Wednesday 15 March 2017

The Gate to Women's Country / Sheri S. Tepper

4 out of 5 stars
Tepper's finest novel to date is set in a post-holocaust feminist dystopia that offers only two political alternatives: a repressive polygamist sect that is slowly self-destructing through inbreeding and the matriarchal dictatorship called Women's Country. Here, in a desperate effort to prevent another world war, the women have segregated most men into closed military garrisons and have taken on themselves every other function of government, industry, agriculture, science and learning.

The resulting manifold responsibilities are seen through the life of Stavia, from a dreaming 10-year-old to maturity as doctor, mother and member of the Marthatown Women's Council. As in Tepper's Awakeners series books, the rigid social systems are tempered by the voices of individual experience and, here, by an imaginative reworking of The Trojan Woman that runs through the text. A rewarding and challenging novel that is to be valued for its provocative ideas.


Very much a product of its time! Post-nuclear war, societies are sorting themselves out and we get to witness two ways of dealing with things. One is very, very matriarchal, the other over-the-top patriarchal. As I began reading, I started with the impression that I was exploring a very patriarchal set-up. Fooled me! Yes, the women and men live (mostly) separately and the women must present sons to the warriors to be raised in warrior culture. But women control almost everything else (medicine, agriculture, trading, education, etc.). Not very religious, but any references present are based on Greek mythology. Sex is viewed as healthy & desirable as long as disease is prevented.

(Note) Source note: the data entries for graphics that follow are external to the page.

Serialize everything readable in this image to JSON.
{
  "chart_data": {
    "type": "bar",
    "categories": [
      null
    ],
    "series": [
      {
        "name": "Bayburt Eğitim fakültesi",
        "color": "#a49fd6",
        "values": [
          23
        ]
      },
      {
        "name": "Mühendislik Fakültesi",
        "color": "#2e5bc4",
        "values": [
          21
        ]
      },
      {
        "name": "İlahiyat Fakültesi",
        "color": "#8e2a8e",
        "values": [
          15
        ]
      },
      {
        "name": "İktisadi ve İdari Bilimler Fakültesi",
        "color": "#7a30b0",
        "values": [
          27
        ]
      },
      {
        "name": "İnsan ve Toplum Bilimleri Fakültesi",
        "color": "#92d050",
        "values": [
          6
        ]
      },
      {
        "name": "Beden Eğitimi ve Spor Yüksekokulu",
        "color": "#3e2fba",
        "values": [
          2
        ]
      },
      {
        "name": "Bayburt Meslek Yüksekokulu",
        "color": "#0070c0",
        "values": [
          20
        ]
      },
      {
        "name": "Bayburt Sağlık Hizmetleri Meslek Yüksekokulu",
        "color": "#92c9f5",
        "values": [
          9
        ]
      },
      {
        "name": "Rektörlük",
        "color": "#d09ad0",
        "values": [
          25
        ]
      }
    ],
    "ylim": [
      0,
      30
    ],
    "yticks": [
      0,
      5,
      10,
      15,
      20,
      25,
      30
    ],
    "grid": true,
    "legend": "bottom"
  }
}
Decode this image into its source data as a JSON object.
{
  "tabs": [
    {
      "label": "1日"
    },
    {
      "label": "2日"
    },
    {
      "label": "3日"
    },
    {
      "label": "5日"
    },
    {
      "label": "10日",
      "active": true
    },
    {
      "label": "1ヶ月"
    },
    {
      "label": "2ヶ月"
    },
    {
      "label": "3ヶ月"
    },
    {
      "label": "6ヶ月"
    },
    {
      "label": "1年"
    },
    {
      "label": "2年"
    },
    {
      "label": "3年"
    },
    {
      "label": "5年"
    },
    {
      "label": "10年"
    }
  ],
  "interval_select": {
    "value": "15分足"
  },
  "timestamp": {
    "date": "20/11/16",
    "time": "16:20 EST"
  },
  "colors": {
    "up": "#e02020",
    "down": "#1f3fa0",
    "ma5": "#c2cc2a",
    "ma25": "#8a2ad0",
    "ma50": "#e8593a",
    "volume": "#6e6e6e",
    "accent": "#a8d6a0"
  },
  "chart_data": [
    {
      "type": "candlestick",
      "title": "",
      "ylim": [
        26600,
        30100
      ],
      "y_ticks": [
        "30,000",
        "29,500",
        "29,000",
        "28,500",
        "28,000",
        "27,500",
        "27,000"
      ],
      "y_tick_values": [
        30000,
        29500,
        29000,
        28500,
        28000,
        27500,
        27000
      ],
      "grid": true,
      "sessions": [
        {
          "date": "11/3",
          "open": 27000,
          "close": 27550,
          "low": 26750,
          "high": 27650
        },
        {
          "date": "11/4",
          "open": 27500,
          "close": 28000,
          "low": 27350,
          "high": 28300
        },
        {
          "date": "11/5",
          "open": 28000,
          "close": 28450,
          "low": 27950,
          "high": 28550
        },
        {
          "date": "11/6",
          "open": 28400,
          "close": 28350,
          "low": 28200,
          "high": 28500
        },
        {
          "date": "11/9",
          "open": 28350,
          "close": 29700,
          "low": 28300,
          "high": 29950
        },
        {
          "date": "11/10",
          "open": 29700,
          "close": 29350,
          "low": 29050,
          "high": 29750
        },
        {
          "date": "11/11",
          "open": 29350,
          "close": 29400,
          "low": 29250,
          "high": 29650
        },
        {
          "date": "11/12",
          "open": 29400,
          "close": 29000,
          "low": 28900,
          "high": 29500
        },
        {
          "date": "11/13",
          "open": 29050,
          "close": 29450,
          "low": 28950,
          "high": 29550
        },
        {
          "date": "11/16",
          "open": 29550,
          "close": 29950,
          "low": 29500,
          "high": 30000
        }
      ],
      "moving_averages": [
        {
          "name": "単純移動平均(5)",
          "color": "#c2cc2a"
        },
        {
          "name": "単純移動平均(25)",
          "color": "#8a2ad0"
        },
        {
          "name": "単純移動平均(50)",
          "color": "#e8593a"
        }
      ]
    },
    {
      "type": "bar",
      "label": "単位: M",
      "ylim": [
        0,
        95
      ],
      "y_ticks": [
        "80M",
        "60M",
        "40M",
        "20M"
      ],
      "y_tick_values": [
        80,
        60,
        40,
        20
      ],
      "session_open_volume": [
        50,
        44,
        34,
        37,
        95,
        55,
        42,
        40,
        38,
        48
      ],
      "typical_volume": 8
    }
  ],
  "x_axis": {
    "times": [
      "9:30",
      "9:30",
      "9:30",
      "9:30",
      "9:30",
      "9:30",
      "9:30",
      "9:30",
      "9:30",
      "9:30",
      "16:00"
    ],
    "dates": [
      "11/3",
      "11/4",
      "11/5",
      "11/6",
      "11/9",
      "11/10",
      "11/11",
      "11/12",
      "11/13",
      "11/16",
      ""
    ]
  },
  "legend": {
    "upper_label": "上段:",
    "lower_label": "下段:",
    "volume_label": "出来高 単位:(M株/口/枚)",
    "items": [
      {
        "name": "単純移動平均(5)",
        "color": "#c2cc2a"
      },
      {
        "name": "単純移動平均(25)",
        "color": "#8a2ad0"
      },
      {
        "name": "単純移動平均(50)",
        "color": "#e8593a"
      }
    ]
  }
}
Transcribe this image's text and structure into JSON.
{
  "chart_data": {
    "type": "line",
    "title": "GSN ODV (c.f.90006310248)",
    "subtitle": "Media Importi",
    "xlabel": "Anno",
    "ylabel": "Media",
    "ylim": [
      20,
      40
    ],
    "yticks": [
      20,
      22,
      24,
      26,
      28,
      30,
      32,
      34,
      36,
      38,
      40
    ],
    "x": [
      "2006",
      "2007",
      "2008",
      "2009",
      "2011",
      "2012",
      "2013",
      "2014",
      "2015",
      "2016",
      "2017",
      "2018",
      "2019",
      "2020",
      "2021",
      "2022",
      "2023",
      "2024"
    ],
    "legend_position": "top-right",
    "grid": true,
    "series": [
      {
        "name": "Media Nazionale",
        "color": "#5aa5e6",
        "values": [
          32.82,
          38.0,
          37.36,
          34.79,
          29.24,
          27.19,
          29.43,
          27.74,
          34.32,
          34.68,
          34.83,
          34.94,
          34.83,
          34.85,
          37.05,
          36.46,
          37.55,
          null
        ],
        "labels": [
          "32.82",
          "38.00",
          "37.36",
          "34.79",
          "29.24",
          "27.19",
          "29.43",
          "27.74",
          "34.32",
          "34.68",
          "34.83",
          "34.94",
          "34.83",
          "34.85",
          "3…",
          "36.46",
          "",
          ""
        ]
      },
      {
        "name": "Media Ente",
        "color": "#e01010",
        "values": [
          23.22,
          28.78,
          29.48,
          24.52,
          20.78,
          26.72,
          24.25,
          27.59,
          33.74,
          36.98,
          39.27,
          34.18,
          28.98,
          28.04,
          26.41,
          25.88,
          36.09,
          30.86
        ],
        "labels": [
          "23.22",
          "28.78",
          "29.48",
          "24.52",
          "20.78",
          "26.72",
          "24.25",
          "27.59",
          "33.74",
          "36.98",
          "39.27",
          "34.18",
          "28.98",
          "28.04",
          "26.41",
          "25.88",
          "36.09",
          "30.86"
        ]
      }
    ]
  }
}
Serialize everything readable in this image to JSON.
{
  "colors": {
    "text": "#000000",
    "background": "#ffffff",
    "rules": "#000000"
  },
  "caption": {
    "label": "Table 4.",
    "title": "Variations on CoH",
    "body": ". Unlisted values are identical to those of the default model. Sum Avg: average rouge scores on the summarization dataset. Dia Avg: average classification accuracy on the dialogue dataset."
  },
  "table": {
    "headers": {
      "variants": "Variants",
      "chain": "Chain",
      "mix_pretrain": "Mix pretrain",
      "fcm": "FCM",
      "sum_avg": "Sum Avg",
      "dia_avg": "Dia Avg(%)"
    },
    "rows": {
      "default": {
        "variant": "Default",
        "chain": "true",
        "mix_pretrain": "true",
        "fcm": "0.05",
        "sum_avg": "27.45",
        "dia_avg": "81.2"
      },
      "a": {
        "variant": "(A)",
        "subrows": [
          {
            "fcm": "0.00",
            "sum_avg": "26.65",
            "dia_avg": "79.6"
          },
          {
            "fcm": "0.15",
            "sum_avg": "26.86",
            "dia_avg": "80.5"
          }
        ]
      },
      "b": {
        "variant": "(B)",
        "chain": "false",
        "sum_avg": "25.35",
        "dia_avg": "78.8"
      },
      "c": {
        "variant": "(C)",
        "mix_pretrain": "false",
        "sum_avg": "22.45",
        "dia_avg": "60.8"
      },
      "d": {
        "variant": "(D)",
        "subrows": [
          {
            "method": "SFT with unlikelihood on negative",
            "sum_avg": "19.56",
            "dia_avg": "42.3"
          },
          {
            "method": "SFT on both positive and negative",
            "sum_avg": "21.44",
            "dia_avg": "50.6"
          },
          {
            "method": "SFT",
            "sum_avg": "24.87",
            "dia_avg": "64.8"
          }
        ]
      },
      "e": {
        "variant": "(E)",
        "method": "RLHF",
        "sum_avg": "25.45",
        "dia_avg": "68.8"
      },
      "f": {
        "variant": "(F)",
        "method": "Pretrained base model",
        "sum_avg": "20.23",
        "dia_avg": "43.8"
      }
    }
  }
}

On the other extreme is a community apparently organized much like the polygamist culture in Bountiful, B.C. and in Utah. Older men appropriate all the women & girls for their own “harems,” leaving the young men frustrated and angry. Sex is viewed as an evil necessity, but still avidly desired and “religiously” pursued. Very religious society, based on the Judaeo-Christian model.

Although the author does seem to favour the matriarchal culture, my impression from the book is that she wanted to show that NEITHER extreme is desirable and that both fail in crucial aspects. Perhaps influenced by Margaret Atwood’s excellent The Handmaid’s Tale as well as other post-apocalyptic novels of the 70s and 80s. A bit dated today, but worth reminding ourselves that we can co-operate together to run society fairly.

Book 247 in my Science Fiction & Fantasy Reading Project.